Computer Laboratory

Course pages 2016–17

Advanced Topics in Computer Systems

The slides I gave in the introductory lecture are here.

Schedule & Reading List

We'll meet in for two hours every Tuesday during Lent term (starting on January 24th, 2017). The time-slot is 16.00—18.00, although realistically speaking we'll aim to start at 16.05 and be done by 17.55.

Each week we will generally have 3 presentations from students. Presentations should be about 15—18 minutes long; we'll have 2 presentations (and discussion) to start, then have a short break, and have the final presentation(s) and more discussion.

The paper schedule for this year is given below. The associated presentation schedule, which has been generated at random, is here. Please be sure to check that you know which papers you are presenting, what kind of flavour of presentation you should write, and in which slot (date and time) you are presenting.

Week 1: Introduction: Reflections on Systems Design

Week 2: OS Structures

Week 3: Virtualisation

Week 4: Consensus [ w/ Heidi Howard ]


Week 5: Cluster Scheduling

Week 6: Data Intensive Computing

Week 7: Privacy

Week 8: Bugs


When giving a presentation, you must at least cover:

  1. What is the background and context of the paper? What motivated the authors? What else was going on in the research community at the time? How have things changed since? These last two questions will obviously be more relevant for older papers.
  2. What does the paper actually say? What's the problem they tried to solve? What are the key ideas from the paper? What did the authors actually do? What were the results? Here you are trying to outline the paper in general; don't spend too much time on the results or the evaluation: instead focus on what the authors conclude, and how justified you think they are.
  3. What you think about the paper? What's good and what's bad? What things do you feel should have been discussed more thoroughly? What are the key takeaways? What is the likely impact, or what was the actual impact? Here you are actually giving your judgement on the paper.
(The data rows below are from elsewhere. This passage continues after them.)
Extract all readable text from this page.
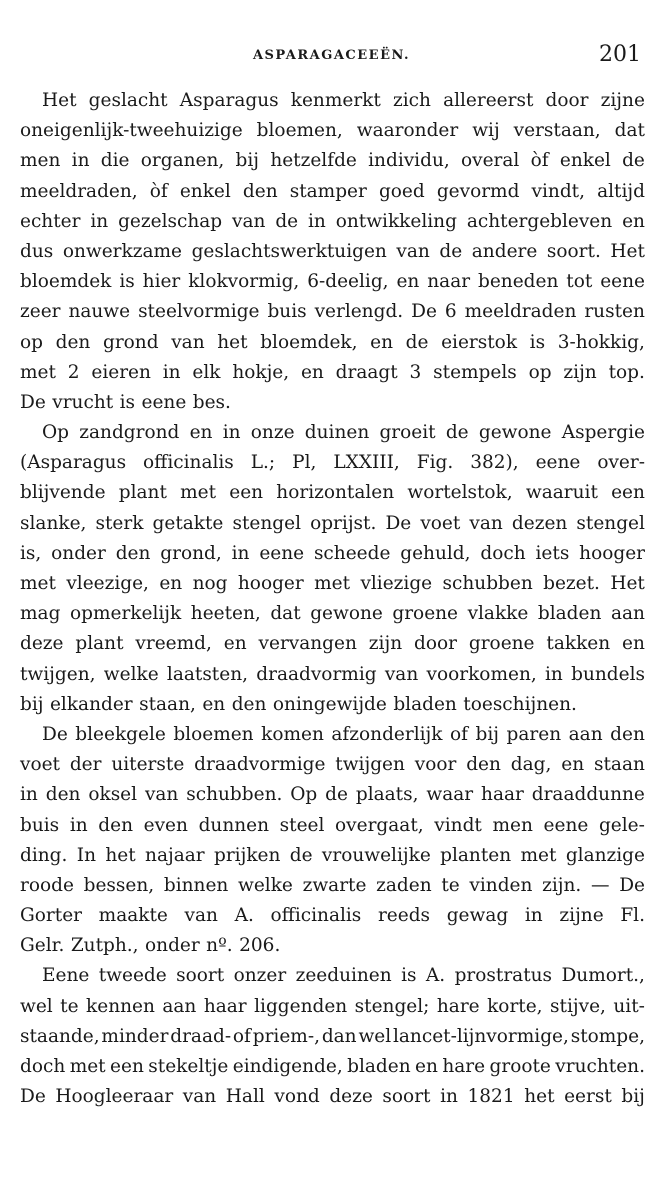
ASPARAGACEEËN.	201
Het geslacht Asparagus kenmerkt zich allereerst door zijne
oneigenlijk-tweehuizige bloemen, waaronder wij verstaan, dat
men in die organen, bij hetzelfde individu, overal òf enkel de
meeldraden, òf enkel den stamper goed gevormd vindt, altijd
echter in gezelschap van de in ontwikkeling achtergebleven en
dus onwerkzame geslachtswerktuigen van de andere soort. Het
bloemdek is hier klokvormig, 6-deelig, en naar beneden tot eene
zeer nauwe steelvormige buis verlengd. De 6 meeldraden rusten
op den grond van het bloemdek, en de eierstok is 3-hokkig,
met 2 eieren in elk hokje, en draagt 3 stempels op zijn top.
De vrucht is eene bes.
Op zandgrond en in onze duinen groeit de gewone Aspergie
(Asparagus officinalis L.; Pl, LXXIII, Fig. 382), eene over-
blijvende plant met een horizontalen wortelstok, waaruit een
slanke, sterk getakte stengel oprijst. De voet van dezen stengel
is, onder den grond, in eene scheede gehuld, doch iets hooger
met vleezige, en nog hooger met vliezige schubben bezet. Het
mag opmerkelijk heeten, dat gewone groene vlakke bladen aan
deze plant vreemd, en vervangen zijn door groene takken en
twijgen, welke laatsten, draadvormig van voorkomen, in bundels
bij elkander staan, en den oningewijde bladen toeschijnen.
De bleekgele bloemen komen afzonderlijk of bij paren aan den
voet der uiterste draadvormige twijgen voor den dag, en staan
in den oksel van schubben. Op de plaats, waar haar draaddunne
buis in den even dunnen steel overgaat, vindt men eene gele-
ding. In het najaar prijken de vrouwelijke planten met glanzige
roode bessen, binnen welke zwarte zaden te vinden zijn. — De
Gorter maakte van A. officinalis reeds gewag in zijne Fl.
Gelr. Zutph., onder nº. 206.
Eene tweede soort onzer zeeduinen is A. prostratus Dumort.,
wel te kennen aan haar liggenden stengel; hare korte, stijve, uit-
staande, minder draad- of priem-, dan wel lancet-lijnvormige, stompe,
doch met een stekeltje eindigende, bladen en hare groote vruchten.
De Hoogleeraar van Hall vond deze soort in 1821 het eerst bij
In this course we're actually going to have three “flavours” of presentation; Advocate, Balanced, and Critical. These should all follow roughly the same structure described above: all must present the work fairly. However an Advocate would emphasise the good points and perhaps spend less time on the negatives, while the Critic would do the opposite. The Advocate is essentially playing the role of the original author, and is trying to “sell” the work to the audience. A Critic, on the other hand, is trying to convince the audience that the paper is not really as good as painted! Finally, a balanced presentation should emphasise both the good and bad equally.

To get the most out of this part of the course, it's important that you follow the above structure and at least attempt to match the required flavour. Remember not to spend too much time explaining the basics of the paper: everyone will have read it. The key place where you can add value (and hopefully inspire discussion!) is in your opinion of the paper – provided you can back it up!

Some common mistakes in giving presentations:

  • Simply giving a repeat of the paper itself (order, reuse of text or arguments, cut'n'paste of graphs). You can certainly borrow one or two figures from the paper if you think they'll help you explain or argue better, but don't just grab the whole lot.
  • Getting overly nervous or flustered. It is definitely a bit nerve-wracking to stand up in front of people and talk, and some people will find this harder than others. Remember that this is a friendly audience, behind closed doors, and that everyone is going to go through it. Try to treat the presentation as a discussion between you and your peers. And know that doing these presentations in this course will stand to you in your future research career.
  • Getting defensive or angry. Remember, this is not your paper! In fact, you may be arguing a case that you don't believe in. So don't feel like you need to defend the paper against all criticism. And if you don't understand a question (or even part of the paper), just say so: no-one is expected to be an instant expert on such a wide variety of topics after only a few days or weeks.

To give you a feeling for the kinds of presentations expected, there are a few examples. These are for papers not assigned this year, so you may find them a useful resource in any case.

  • "EROS: a fast capability system", Shapiro et al, ACM SOSP 1999.
  • "Labels and Event Processes in the Asbestos Operating System", Efstathopolous et al, ACM SOSP 2005.
  • "Managing Update Conflicts in Bayou, a Weakly Connected Replicated Storage System", Terry et al, ACM SOSP 1995.
  • "Practical Byzantine Fault Tolerance", Castro and Liskov, USENIX OSDI 1999.
  • "Zyzzyva: Speculative Byzantine Fault Tolerance", Kotla et al, ACM SOSP 2007.
  • "DryadLINQ: A System for General-Purpose Distributed Data-Parallel Computing Using a High-Level Language", Yu et al, USENIX OSDI 2008.
  • "Quincy: Fair Scheduling for Distributed Computing Clusters", Isard et al, ACM SOSP 2009.